During a routine submersible dive in the North Pacific Ocean, California oceanographer Laura Daughtery (Lake Bell) is attacked by an unknown life-form that appears out of a field of craters on the ocean's floor. Miles Barnett (Carter Jenkins), a 14-year old North Carolina teenager, finds himself face to face with the strange sea creature after falling off his wakeboard during a nighttime outing with his friends. Meanwhile, Richard Connelly (Jay R. Ferguson), a Louisiana man on a fishing trip, loses his brother in a suspicious diving accident when a creature drags him to the depths of the Gulf of Mexico. All around the world, strange things are occurring in the world's oceans.

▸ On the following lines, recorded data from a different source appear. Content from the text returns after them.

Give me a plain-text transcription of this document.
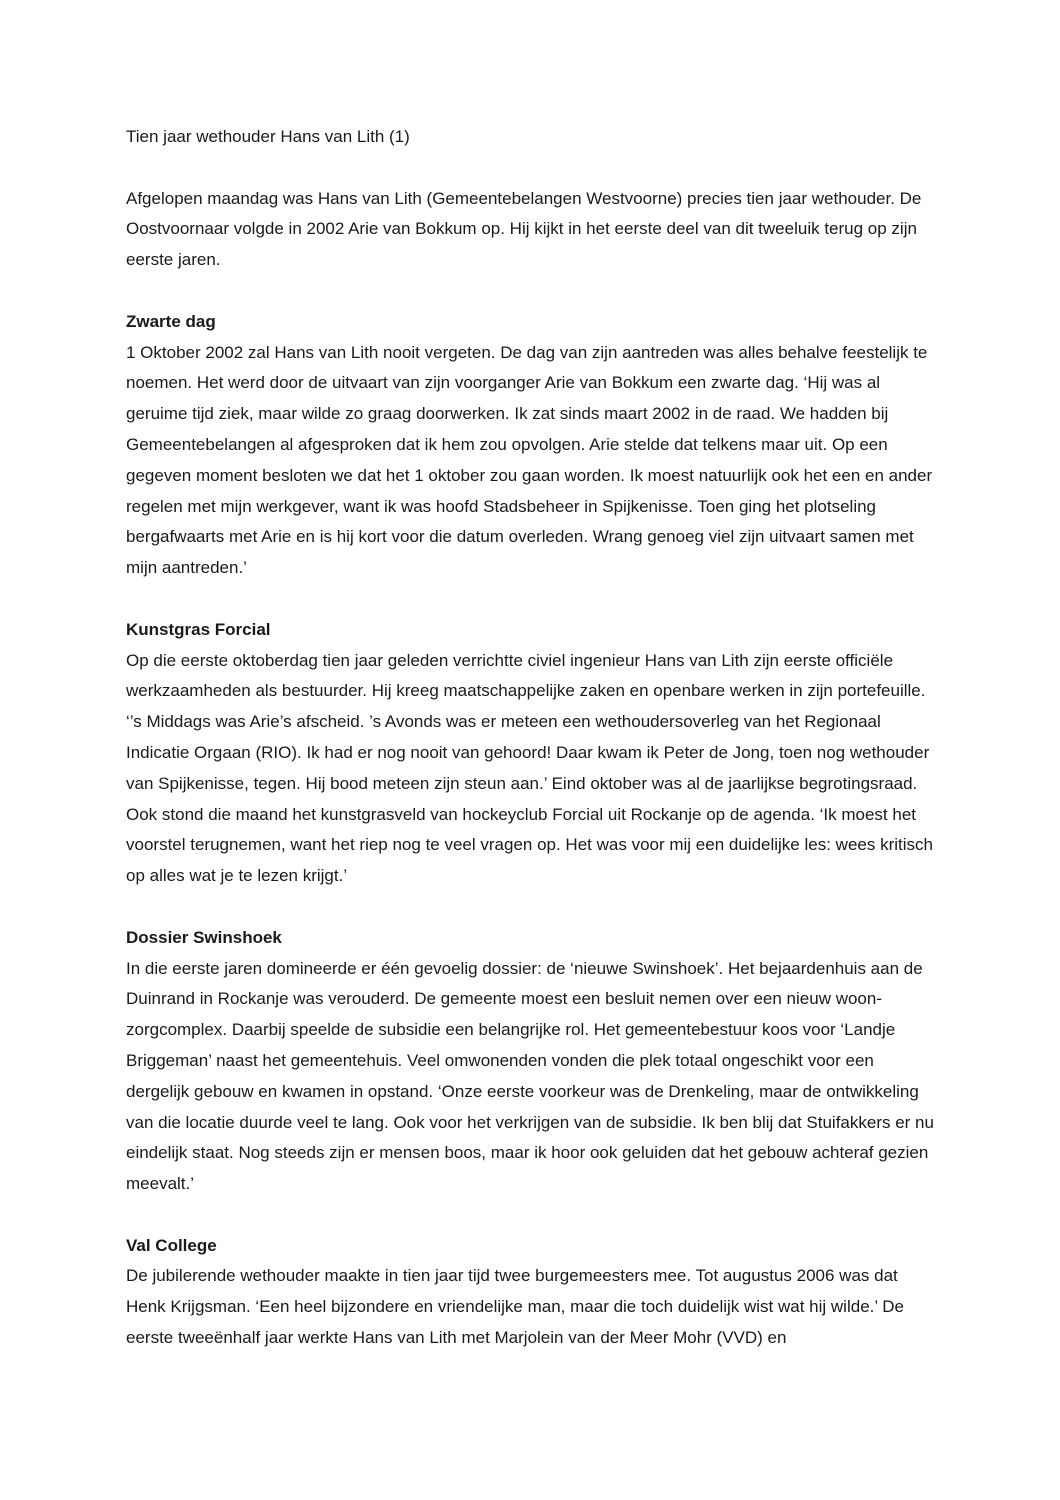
Tien jaar wethouder Hans van Lith (1)

Afgelopen maandag was Hans van Lith (Gemeentebelangen Westvoorne) precies tien jaar wethouder. De Oostvoornaar volgde in 2002 Arie van Bokkum op. Hij kijkt in het eerste deel van dit tweeluik terug op zijn eerste jaren.

Zwarte dag

1 Oktober 2002 zal Hans van Lith nooit vergeten. De dag van zijn aantreden was alles behalve feestelijk te noemen. Het werd door de uitvaart van zijn voorganger Arie van Bokkum een zwarte dag. ‘Hij was al geruime tijd ziek, maar wilde zo graag doorwerken. Ik zat sinds maart 2002 in de raad. We hadden bij Gemeentebelangen al afgesproken dat ik hem zou opvolgen. Arie stelde dat telkens maar uit. Op een gegeven moment besloten we dat het 1 oktober zou gaan worden. Ik moest natuurlijk ook het een en ander regelen met mijn werkgever, want ik was hoofd Stadsbeheer in Spijkenisse. Toen ging het plotseling bergafwaarts met Arie en is hij kort voor die datum overleden. Wrang genoeg viel zijn uitvaart samen met mijn aantreden.’

Kunstgras Forcial

Op die eerste oktoberdag tien jaar geleden verrichtte civiel ingenieur Hans van Lith zijn eerste officiële werkzaamheden als bestuurder. Hij kreeg maatschappelijke zaken en openbare werken in zijn portefeuille. ‘’s Middags was Arie’s afscheid. ’s Avonds was er meteen een wethoudersoverleg van het Regionaal Indicatie Orgaan (RIO). Ik had er nog nooit van gehoord! Daar kwam ik Peter de Jong, toen nog wethouder van Spijkenisse, tegen. Hij bood meteen zijn steun aan.’ Eind oktober was al de jaarlijkse begrotingsraad. Ook stond die maand het kunstgrasveld van hockeyclub Forcial uit Rockanje op de agenda. ‘Ik moest het voorstel terugnemen, want het riep nog te veel vragen op. Het was voor mij een duidelijke les: wees kritisch op alles wat je te lezen krijgt.’

Dossier Swinshoek

In die eerste jaren domineerde er één gevoelig dossier: de ‘nieuwe Swinshoek’. Het bejaardenhuis aan de Duinrand in Rockanje was verouderd. De gemeente moest een besluit nemen over een nieuw woon-zorgcomplex. Daarbij speelde de subsidie een belangrijke rol. Het gemeentebestuur koos voor ‘Landje Briggeman’ naast het gemeentehuis. Veel omwonenden vonden die plek totaal ongeschikt voor een dergelijk gebouw en kwamen in opstand. ‘Onze eerste voorkeur was de Drenkeling, maar de ontwikkeling van die locatie duurde veel te lang. Ook voor het verkrijgen van de subsidie. Ik ben blij dat Stuifakkers er nu eindelijk staat. Nog steeds zijn er mensen boos, maar ik hoor ook geluiden dat het gebouw achteraf gezien meevalt.’

Val College

De jubilerende wethouder maakte in tien jaar tijd twee burgemeesters mee. Tot augustus 2006 was dat Henk Krijgsman. ‘Een heel bijzondere en vriendelijke man, maar die toch duidelijk wist wat hij wilde.’ De eerste tweeënhalf jaar werkte Hans van Lith met Marjolein van der Meer Mohr (VVD) en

Surface was one of NBC's first attempts to find a new Lost that at the time was in its second season, where it was taking over all of America. Unfortunately, Surface ended up being wronged because of the network's high expectations. Airing Mondays at 8 pm, it opened with a decent average of 11 million viewers. It was not the most watched show of fall 2005, but it managed to build a loyal following until it went on hiatus too soon for the Olympics. When it came back, it dropped to 7 million of viewers and happily climbed to a 9.1 in the ratings. NBC ordered a full season that was shortened to 15 episodes, and thus there were rumors of a possible end in the first season. Executives in 2006 revealed that perhaps Surface would return for a second season after seeing a surge, but it wasn't enough. It was canceled in May with a cliffhanger, and a campaign took place at the time by fans to bring it back. There were even rumors of a possible ending on the DVD release that unfortunately did not happen, as well as a possible sale to the Sci-fi channel (Syfy) that for budget reasons did not pick up the second season.


Honestly, Surface could have become something really big. It wasn't a copy of Lost, and it was in development at the same time. The series was going strong and could become that kind of show that was part of childhood and evolve into a certain period like Stranger Things, Primeval, and Once Upon a Time. All it needed was more love from the network and a bigger investment.

The show could explore a lot about the ocean and its depths. It could create and recreate stories in a world dominated by water full of sea monsters, just like The Walking Dead did with zombies. The story was heading towards immense potential that unfortunately was not realized. Just as Lost became Lost, Surface could have bcome Surface.